Entries in community (2)


Building a Circle: Why You Should Network

Photo by Urban Pink PhotographyNetworking - for many it’s a dirty word. It often brings up feelings of anxiety and thoughts of sleazy salespeople. I use to feel that way too. I didn’t want to introduce myself to strangers. I didn’t want to feel like I was trying to “get” something from them. I also didn’t feel I had anything to offer in return. Granted I formed these opinions when I was fresh out of college trying to get a job in publishing and I didn’t know anyone who knew anyone.

I now have a totally different take on the subject of networking and as you can probably guess, I kind of like it. It’s still extremely hard for me to introduce myself to strangers and I often still feel I don’t have anything to offer, but deep down I know the later isn’t true which makes the former a little easier. Sometimes.

Turning The Tables

What changed my mind? Having the coin flipped. I’m no longer that kid fresh out of college desperate for a job and a little lost. I now have quite a bit of knowledge to share and connections of my own. I have learned that generally people like to help if they can. I have also been approached by fresh-faced kids who didn’t know what to say or ask, but knew that I might be able to help them. And you know what, I wasn’t bothered by them, I didn’t look down on them, and I certainly wasn’t weighing how much they could help me with what I was willing to share. I just wanted to help, because I know how hard it can be. I have a feeling most of the people I was brave enough to talk to felt pretty much the same way and the ones I didn’t talk to would have.

I still cringe when I walk into an event and only know the person I came with. I still have to psych myself up to talk to those one or two people I want to make connections with. I still don’t know what to say most of the time. But it almost always turns out well, sometimes even better than well. I can also honestly say it’s never turned out bad.

A Way To Build Your Business

I’m sharing all this because we've been doing a lot of networking lately to promote Lightbox SF. At first I felt like it was taking away from what I really wanted to be doing, that it was distracting me from the tasks that “needed” to get done, and it also felt like nothing was happening. I was reaching out to people trying to get advice, make connections and tell them all about Lightbox SF. I had some great meetings, I had some so-so meetings and I had a lot of unanswered emails. Then suddenly people started to reach out to us, they wanted to know how we might collaborate, and they wanted to know more about what we were doing. They had heard about us and were curious. How cool is that?
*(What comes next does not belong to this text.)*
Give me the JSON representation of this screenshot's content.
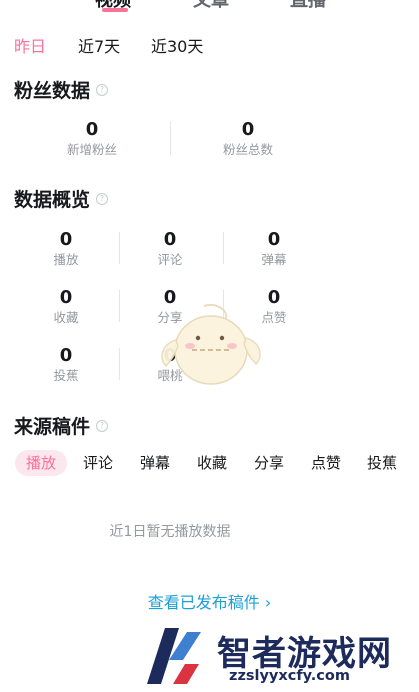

The other thing about all my recent networking was that none of it really had much of an agenda. I just wanted to tell people what we were doing, partially for practice and partially so that they had heard of us. However, many of my meetings ended up with plans to collaborate on an event or an offer to introduce me to someone I really wanted to know.

So I want to reintroduce you to networking because it can:

  • Spread the word about your business
  • Introduce you to people to collaborate with
  • Provide you with resources to help you grow
  • Lead you to new opportunities and friends

Give Yourself a Mission

Set small goals at first to get yourself more comfortable. Try something like attending one industry related event a week, or handing your card to 5 new people a week, or book one networking meeting a month. Tell people what you do as often as you can, get excited about it and they will too. And most importantly don’t expect anything from them except an ear to listen. Instead think of what you can offer, what your goal is and go with that. I think you’ll be pleasantly surprised.

Now for the self-promotional plug, Lightbox SF is hosting a Holiday Mixer. We want artists and those who work with artists to get out and socialize with each other. So we’re asking you all to join us at Heart Wine Bar, 1270 Valencia St. @ 24th on Wednesday, December 1st from 6-9pm for a glass of wine, a little nibble, and some old-fashioned networking.


Community Outreach as a Marketing Strategy

I've been spending a lot to time recently putting together a marketing plan for Lightbox SF. After all we've got to get the word out. One of my main strategies to date as been reaching out to similar art organizations. I simply wanted to introduce Lightbox SF and myself with a secondary goal of potential collaborative opportunites. However, so many great ideas have sprouted from the talks that my list of action items is becoming a bit overwhelming.

People like to help. We often forget that and rarely use it to our advantage. I ask to meet for a cup of coffee, tell them about the concept behind Lightbox SF and the ideas just start pouring out. "Have you talked to so and so over at...?" "Did you think of offering...?" "Do you know about...?" I'm amazed at all the ideas that have come up that seem so simple, but yet I hadn't thought of on my own.

All of that was a really long winded way of saying that community outreach is a great marketing strategy for anyone. Not only do you get to benefit from ideas that come from other people working within your industry, but you get to make a connection that makes you and your business more memorable.

As for some of the ideas I've gotten...

  • Teach a seminar at a local community center
  • Write an article for an industry based publication
  • Volunteer for industry oriented events
  • Go to community meetings and donate services to the organization or the attendees

Now back to that ever growing to do list.